Celebrating Our Mistakes

Is this inclusive? Removing the Stumbling Block

One of the things I most often discuss when training teachers to be more inclusive is the importance of reframing. We discuss reframing attitudes and reframing language, notions that tend to be easy to understand, even if difficult to apply.

It's when we get to reframing lesson plans that it can get tricky. Even when teachers have the right intentions, they can find it challenging to consistently design lessons with an eye toward inclusion.

There is a lot that good teachers take for granted, especially in successful classrooms. I am guilty of this, too. When we have activities and strategies that have been successful, why would we think about changing them? Because to be truly inclusive is to look at every lesson, every activity, every strategy and ask ourselves, "is this inclusive?"

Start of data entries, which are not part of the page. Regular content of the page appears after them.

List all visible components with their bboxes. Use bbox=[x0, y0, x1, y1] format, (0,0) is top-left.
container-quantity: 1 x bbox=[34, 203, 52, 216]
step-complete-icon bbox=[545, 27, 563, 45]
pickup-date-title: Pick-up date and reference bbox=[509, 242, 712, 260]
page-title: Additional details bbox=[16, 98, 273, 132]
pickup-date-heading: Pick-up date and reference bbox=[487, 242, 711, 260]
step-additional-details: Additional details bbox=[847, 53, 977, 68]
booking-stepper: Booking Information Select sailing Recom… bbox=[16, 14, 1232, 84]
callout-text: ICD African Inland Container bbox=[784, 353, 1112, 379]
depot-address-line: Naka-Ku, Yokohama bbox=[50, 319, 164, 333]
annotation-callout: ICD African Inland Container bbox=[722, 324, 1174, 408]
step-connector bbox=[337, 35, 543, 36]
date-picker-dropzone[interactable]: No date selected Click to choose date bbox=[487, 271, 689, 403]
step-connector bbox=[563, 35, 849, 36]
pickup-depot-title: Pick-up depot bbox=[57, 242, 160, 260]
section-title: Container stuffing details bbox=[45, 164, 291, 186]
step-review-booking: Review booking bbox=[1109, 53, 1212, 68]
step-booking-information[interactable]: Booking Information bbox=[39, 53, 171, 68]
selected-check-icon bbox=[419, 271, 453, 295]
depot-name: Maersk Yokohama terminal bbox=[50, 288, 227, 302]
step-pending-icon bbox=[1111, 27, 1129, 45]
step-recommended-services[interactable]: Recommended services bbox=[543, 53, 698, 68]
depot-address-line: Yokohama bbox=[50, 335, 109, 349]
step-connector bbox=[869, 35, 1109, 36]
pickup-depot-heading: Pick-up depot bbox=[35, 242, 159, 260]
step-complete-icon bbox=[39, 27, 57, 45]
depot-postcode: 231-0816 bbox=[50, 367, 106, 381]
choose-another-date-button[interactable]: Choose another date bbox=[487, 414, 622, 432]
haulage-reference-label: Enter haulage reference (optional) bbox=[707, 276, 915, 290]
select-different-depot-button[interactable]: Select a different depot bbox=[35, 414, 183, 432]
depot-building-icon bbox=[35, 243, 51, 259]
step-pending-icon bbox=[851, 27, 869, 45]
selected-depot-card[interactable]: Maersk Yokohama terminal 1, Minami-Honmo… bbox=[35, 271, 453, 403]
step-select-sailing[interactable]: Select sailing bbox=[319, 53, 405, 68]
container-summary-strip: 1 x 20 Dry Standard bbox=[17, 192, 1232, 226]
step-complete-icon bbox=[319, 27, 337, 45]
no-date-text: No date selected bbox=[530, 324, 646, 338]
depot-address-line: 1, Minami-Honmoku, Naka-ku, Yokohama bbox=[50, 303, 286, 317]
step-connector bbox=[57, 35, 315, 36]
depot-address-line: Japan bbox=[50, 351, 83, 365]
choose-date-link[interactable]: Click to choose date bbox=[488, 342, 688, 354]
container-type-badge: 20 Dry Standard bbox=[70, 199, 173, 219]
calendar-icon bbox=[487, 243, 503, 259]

Accommodation isn't inclusion illustrates this concept. It might be "fine" to adapt an activity or add a component to it to make it more successful for specific students, but it is truly inclusive when we reframe the entire activity in a way that makes this addition a seamless part of the whole.

Celebrating Our Mistakes 
With thanks to Michelle Steinhart of Temple Israel Center in White Plains, NY for this excellent idea!

As teachers set up their classrooms - organizing, labeling and decorating - many are also thinking about systems of behavior management. Most are reading student files and will reach out to begin getting to know their students before the school year even begins. Teachers may learn that a particular student is a "perfectionist", one who struggles to let work go when she thinks she has possibly made a mistake or who will have a meltdown when she does something "wrong". A typical system of behavior management (I am NOT a fan!) would likely have this student earning tickets or stars each time she is able to hand in an assignment with only one revision.

Reframe the system:

Celebrating Our Mistakes; Removing the Stumbling Block

Begin with a classroom discussion of making mistakes and failing as a part of the learning process. Create a system where each student gets to put a marble in the jar when he or she has made a mistake. Just as in other, more traditional systems, the class will earn a reward when the jar is full.

What's different? 
  • First, students are taught that mistakes are a part of the process of learning and growing. 
  • Next, the student who struggles to let work go or has a meltdown when he has made a mistake is no longer singled out. Rather, he is celebrated and comes to learn that he has something valuable to contribute to the classroom community. 
  • Finally, this is a system that celebrates diversity rather than penalizing students for not conforming to an arbitrary set of ideals.

How will you reframe your teaching to make your classroom more inclusive?